Hong Kong '97 is a 1994 American political action thriller film directed by Albert Pyun and starring Robert Patrick, Brion James and Tim Thomerson. The story revolves around the transfer of sovereignty over Hong Kong from the United Kingdom to the People's Republic of China. An assassin kills several high-ranking Chinese officials and must get out of the country quickly before he himself is murdered.

The movie was released directly to video on November 9, 1994.

== Plot ==
On June 30, 1997, assassin Reginald "Reg" Cameron enters a club and assassinates a high ranking People's Liberation Army officer, General Wu. Fearing revenge against him, several friends and colleagues urge him to flee Hong Kong. To add to the troubles, at midnight, the Chinese army will begin to enter the city as British rule expires on July 1. He must escape to avoid any further attempts on his life.

After escaping multiple assassination attempts against himself, his colleagues Simon and Jack drop him off at a safe house, Chun's Martial Arts School for the time being while they attempt to find out who is trying to kill him. Chun's is owned by Reg's ex-girlfriend Katie and her grandfather Master Chun. Katie reveals to Reg that her grandfather defected from Red China during the Cold War and will be wanted once Chinese rule goes into effect by the government. They plan to flee on a flight to Malaysia just before midnight. While Master Chun is delighted to see Reg again but Katie eagerly dismisses him when Simon calls with information about his would-be assassins.

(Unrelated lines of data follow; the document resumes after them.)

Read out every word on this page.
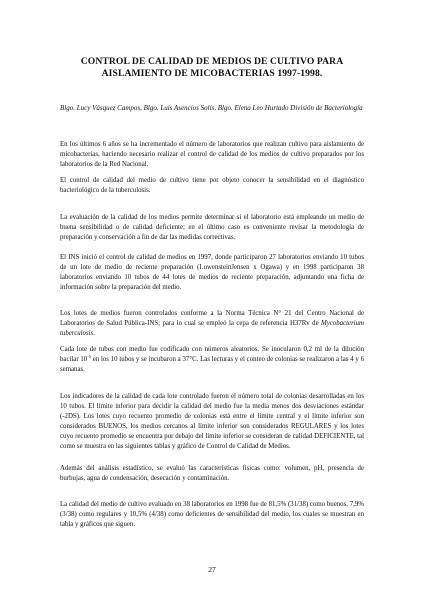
CONTROL DE CALIDAD DE MEDIOS DE CULTIVO PARA
AISLAMIENTO DE MICOBACTERIAS 1997-1998.
Blgo. Lucy Vásquez Campos, Blgo. Luis Asencios Solís, Blgo. Elena Leo Hurtado División de Bacteriología

En los últimos 6 años se ha incrementado el número de laboratorios que realizan cultivo para aislamiento de micobacterias, haciendo necesario realizar el control de calidad de los medios de cultivo preparados por los laboratorios de la Red Nacional.

El control de calidad del medio de cultivo tiene por objeto conocer la sensibilidad en el diagnóstico bacteriológico de la tuberculosis.

La evaluación de la calidad de los medios permite determinar si el laboratorio está empleando un medio de buena sensibilidad o de calidad deficiente; en el último caso es conveniente revisar la metodología de preparación y conservación a fin de dar las medidas correctivas.

El INS inició el control de calidad de medios en 1997, donde participaron 27 laboratorios enviando 10 tubos de un lote de medio de reciente preparación (LowensteinJensen x Ogawa) y en 1998 participaron 38 laboratorios enviando 10 tubos de 44 lotes de medios de reciente preparación, adjuntando una ficha de información sobre la preparación del medio.

Los lotes de medios fueron controlados conforme a la Norma Técnica N° 21 del Centro Nacional de Laboratorios de Salud Pública-INS; para lo cual se empleó la cepa de referencia H37Rv de Mycobacterium tuberculosis.

Cada lote de tubos con medio fue codificado con números aleatorios. Se inocularon 0,2 ml de la dilución bacilar $10^{-5}$ en los 10 tubos y se incubaron a 37°C. Las lecturas y el conteo de colonias se realizaron a las 4 y 6 semanas.

Los indicadores de la calidad de cada lote controlado fueron el número total de colonias desarrolladas en los 10 tubos. El límite inferior para decidir la calidad del medio fue la media menos dos desviaciones estándar (-2DS). Los lotes cuyo recuento promedio de colonias está entre el límite central y el límite inferior son considerados BUENOS, los medios cercanos al límite inferior son considerados REGULARES y los lotes cuyo recuento promedio se encuentra por debajo del límite inferior se consideran de calidad DEFICIENTE, tal como se muestra en las siguientes tablas y gráfico de Control de Calidad de Medios.

Además del análisis estadístico, se evaluó las características físicas como: volumen, pH, presencia de burbujas, agua de condensación, desecación y contaminación.

La calidad del medio de cultivo evaluado en 38 laboratorios en 1998 fue de 81,5% (31/38) como buenos, 7,9% (3/38) como regulares y 10,5% (4/38) como deficientes de sensibilidad del medio, los cuales se muestran en tabla y gráficos que siguen.

27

On his way to meet Simon and Jack, more would-be assassins attempt to kill Reg. He is intercepted by Simon and Jack in a car where they explain that Triad gangs are attempting to kill him due to the high price put on his head for his earlier assassination. Knowing he must finally flee, he decides to meet with Katie and Master Chun for their flight to Malaysia. On the way he explains why he is such a successful assassin. He does not care about anything caught in collateral damage as he had to witness his parents being murdered in India when he was 11 years old.

At the airport, Reg prepares to part ways from Simon and Jack by giving his guns to Jack, whom the latter had no idea he was an assassin at first. However, as Chun, Katie and Reg are about to board the plane, more assassins converge on the airstrip. Jack decides to finally use a gun and starts shooting at the assassins, killing some. However, he eventually is shot and killed, which Reg witnesses and deeply affects him. While fleeing the airport on a motorboat, Chun is shot in the arm. Reg's protégé and lover, Li, arrives at the port to assist in their escape. However, she is killed and her death affects Reg even more than Jack's death. Knowing they need medical attention, they stop at a Chinese checkpoint as troops are rolling in from the mainland for assistance. Katie is skeptical due to Chun being a defector but reluctantly accepts help from the guards. Chun receives treatment for his wounds and tells the others to meet him at Kennedy Port in the morning.

They eventually travel to Reg and Simon's company to call off the hit on Reg's head so it will be easier for them to flee the country. Going through a shootout to the main computer, they are able to mark Reg as being dead and the bounty collected by Simon. But before they can escape, a colleague of Reg and Simon, Malcolm Goodchild, appears and reveals that it was he who placed the bounty on Reg, knowing that he would be labeled as a national hero for killing an assassin of a Chinese General. Reg and Malcolm fight on an elevator and as Malcolm gains the upper hand, the door opens and Katie shoots Malcolm.

That morning, the four escape Hong Kong via boat from Kennedy Port along with Chun, who meets them there as promised.

== Cast ==
- Robert Patrick as Reginald Cameron
- Brion James as Simon Alexander
- Tim Thomerson as Jack McGraw
- Ming-Na Wen as Katie Chun
- Selena Chau-yuet You as Li
- Michael Lee as Chun
- Andrew Divoff as Malcolm Goodchild

== Reception ==
Hong Kong '97 attracted mixed reviews, and currently has a Rotten Tomatoes public rating of 53%.